The oily gloss on the withered grass had vanished, faded, and everything turned dull, though the air remained charged with the spring perfume of the geraniums, stocks, and narcissi which encircled some of the graves.

“You see,” continued the Lieutenant, “one could not deny that each of us has his value. By the time that one has lived threescore years, one perceives that fact very clearly. Never CONCEAL things, since every life lived ought to be set in the light. And is capable of being so, in that every man is a workman for the world at large, and constitutes an instructor in good or in evil, and that life, when looked into, constitutes, as a whole, the sum of all the labour done by the aggregate of us petty, insignificant individuals. That is why we ought not to hide away a man’s work, but to publish it abroad, and to inscribe on the cross over his tomb his deeds, his services, in their entirety. Yes, however negligible may have been those deeds, those services, hold them up for the perusal of those who can discover good even in what is negligible. NOW do you understand me?”

“I do,” I replied. “Yes, I do.”

“Good!”

The bell of the monastery struck two hasty beats–then became silent, so that only the sad echo of its voice remained reverberating over the cemetery. Once more my interlocutor drew out his cigarette-case, silently offered it to myself, and lighted and puffed industriously at another cigarette. As he did so his hands, as small and brown as the claws of a bird, shook a little, and his head, bent down, looked like an Easter egg in plush.

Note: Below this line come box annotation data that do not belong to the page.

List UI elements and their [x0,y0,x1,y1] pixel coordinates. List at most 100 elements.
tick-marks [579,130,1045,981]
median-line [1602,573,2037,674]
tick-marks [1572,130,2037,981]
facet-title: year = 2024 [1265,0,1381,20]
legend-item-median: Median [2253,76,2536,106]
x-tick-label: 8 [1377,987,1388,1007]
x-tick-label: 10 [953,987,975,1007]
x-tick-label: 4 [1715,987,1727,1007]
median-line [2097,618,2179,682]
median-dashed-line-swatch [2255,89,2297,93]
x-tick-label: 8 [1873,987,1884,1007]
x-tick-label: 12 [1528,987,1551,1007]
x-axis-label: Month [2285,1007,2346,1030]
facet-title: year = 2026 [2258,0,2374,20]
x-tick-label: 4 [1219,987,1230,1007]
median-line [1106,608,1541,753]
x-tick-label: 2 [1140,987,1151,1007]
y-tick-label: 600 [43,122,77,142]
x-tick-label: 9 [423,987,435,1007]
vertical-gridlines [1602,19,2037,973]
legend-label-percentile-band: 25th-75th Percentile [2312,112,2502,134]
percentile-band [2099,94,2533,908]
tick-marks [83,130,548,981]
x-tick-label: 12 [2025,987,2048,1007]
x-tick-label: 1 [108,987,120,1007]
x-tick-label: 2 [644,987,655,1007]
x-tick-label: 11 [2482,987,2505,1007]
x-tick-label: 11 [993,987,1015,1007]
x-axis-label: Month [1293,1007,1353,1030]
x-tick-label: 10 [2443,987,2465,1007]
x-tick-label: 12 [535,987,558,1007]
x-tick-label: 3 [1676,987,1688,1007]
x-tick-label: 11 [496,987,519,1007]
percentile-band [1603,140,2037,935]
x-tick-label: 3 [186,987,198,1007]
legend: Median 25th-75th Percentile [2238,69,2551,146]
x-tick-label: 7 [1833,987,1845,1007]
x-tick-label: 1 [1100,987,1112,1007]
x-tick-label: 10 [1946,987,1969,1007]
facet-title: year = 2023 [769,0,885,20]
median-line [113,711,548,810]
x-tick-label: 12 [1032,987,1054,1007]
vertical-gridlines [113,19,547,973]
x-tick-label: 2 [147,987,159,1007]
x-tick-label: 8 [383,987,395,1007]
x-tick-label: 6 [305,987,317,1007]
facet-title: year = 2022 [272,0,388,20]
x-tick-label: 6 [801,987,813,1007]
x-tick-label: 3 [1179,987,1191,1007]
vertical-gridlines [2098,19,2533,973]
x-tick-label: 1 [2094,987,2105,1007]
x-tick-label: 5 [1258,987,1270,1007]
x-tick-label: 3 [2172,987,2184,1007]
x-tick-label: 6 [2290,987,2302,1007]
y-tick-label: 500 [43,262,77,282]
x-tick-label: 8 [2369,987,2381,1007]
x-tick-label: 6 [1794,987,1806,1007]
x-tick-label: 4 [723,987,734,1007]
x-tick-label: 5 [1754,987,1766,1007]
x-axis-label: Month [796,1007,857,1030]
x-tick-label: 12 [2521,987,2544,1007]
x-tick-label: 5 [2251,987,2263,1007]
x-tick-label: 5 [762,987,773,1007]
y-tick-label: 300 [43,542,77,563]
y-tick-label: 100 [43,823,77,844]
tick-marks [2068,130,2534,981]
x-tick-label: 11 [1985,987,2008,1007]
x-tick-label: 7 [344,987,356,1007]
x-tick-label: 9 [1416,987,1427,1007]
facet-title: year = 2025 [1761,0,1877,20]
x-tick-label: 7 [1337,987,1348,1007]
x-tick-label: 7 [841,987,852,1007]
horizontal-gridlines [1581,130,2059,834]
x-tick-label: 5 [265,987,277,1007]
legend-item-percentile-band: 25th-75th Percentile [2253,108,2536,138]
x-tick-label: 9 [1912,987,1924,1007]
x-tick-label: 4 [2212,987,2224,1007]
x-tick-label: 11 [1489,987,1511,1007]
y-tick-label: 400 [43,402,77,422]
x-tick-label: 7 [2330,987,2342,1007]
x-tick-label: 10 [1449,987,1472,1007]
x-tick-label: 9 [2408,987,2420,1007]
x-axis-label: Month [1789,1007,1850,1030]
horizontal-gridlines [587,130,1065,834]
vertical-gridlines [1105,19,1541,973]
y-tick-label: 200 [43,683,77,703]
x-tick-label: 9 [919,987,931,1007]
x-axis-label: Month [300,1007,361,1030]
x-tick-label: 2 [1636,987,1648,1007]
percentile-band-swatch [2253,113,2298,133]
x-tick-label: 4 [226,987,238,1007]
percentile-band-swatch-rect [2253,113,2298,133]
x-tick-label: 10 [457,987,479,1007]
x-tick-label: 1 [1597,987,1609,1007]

Still smoking, he looked me in the eyes with a self-diffident frown, and muttered:

“Only through the labour of man does the earth attain development. And only by familiarising himself with, and remembering, the past can man obtain support in his work on earth.”

In speaking, the Lieutenant lowered his arm; whereupon on to his wrist there slipped the broad golden bracelet adorned with a medallion, and there gazed at me thence the miniature of a fair-haired woman: and since the hand below it was freckled, and its flexible fingers were swollen out of shape, and had lost their symmetry, the woman’s fine-drawn face looked the more full of life, and, clearly picked out, could be seen to be smiling a sweet and slightly imperious smile.

“Your wife or your daughter?” I queried.

“My God! My God!” was, with a subdued sigh, the only response vouchsafed. Then the Lieutenant raised his arm, and the bracelet slid back to its resting place under his cuff.

Over the town the columns of curling smoke were growing redder, and the clattering windows blushing to a tint of pink that recalled to my memory the livid cheeks of Virubov’s “niece,” of the woman in whom, like her uncle, there was nothing that could provoke one to “take liberties.”